Tsallis thermostatistics for finite systems: a Hamiltonian approach

TL;DR

This paper demonstrates that finite systems with Hamiltonians obeying a generalized homogeneity follow Tsallis nonextensive thermostatistics, but revert to Boltzmann-Gibbs statistics in the thermodynamic limit, supported by numerical simulations.

Contribution

It establishes a rigorous connection between Hamiltonian structure and Tsallis entropy for finite systems, explaining the origin of nonlinearity and power-law behavior.

Findings

Finite systems follow Tsallis statistics if Hamiltonians are generalized homogeneous.

In the thermodynamic limit, Boltzmann-Gibbs statistics is recovered.

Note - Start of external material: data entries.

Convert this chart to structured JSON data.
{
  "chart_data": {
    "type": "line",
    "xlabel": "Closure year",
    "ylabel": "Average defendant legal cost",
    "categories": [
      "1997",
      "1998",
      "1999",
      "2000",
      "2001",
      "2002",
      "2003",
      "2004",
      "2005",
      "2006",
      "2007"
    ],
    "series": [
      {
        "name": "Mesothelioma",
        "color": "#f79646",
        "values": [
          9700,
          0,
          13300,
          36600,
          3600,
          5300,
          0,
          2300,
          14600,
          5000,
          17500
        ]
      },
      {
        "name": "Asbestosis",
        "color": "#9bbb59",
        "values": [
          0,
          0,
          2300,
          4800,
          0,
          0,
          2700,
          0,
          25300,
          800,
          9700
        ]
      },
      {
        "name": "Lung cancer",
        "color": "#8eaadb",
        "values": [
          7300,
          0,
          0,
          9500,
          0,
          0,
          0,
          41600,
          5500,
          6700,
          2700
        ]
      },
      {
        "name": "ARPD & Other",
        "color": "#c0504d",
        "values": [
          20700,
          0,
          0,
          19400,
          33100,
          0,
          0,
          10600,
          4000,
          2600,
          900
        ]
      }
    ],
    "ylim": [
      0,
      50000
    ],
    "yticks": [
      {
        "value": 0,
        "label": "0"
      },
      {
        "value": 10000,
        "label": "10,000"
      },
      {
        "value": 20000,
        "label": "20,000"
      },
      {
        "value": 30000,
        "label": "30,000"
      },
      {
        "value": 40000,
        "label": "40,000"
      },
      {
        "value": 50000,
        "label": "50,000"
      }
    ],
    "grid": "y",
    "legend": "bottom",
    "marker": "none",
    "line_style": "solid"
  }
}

Numerical simulations confirm the theoretical results.

Abstract

We show that finite systems whose Hamiltonians obey a generalized homogeneity relation rigorously follow the nonextensive thermostatistics of Tsallis. In the thermodynamical limit, however, our results indicate that the Boltzmann-Gibbs statistics is always recovered, regardless of the type of potential among interacting particles. This approach provides, moreover, a one-to-one correspondence between the generalized entropy and the Hamiltonian structure of a wide class of systems, revealing a possible origin for the intrinsic nonlinear features present in the Tsallis formalism that lead naturally to power-law behavior. Finally, we confirm these exact results through extensive numerical simulations of the Fermi-Pasta-Ulam chain of anharmonic oscillators.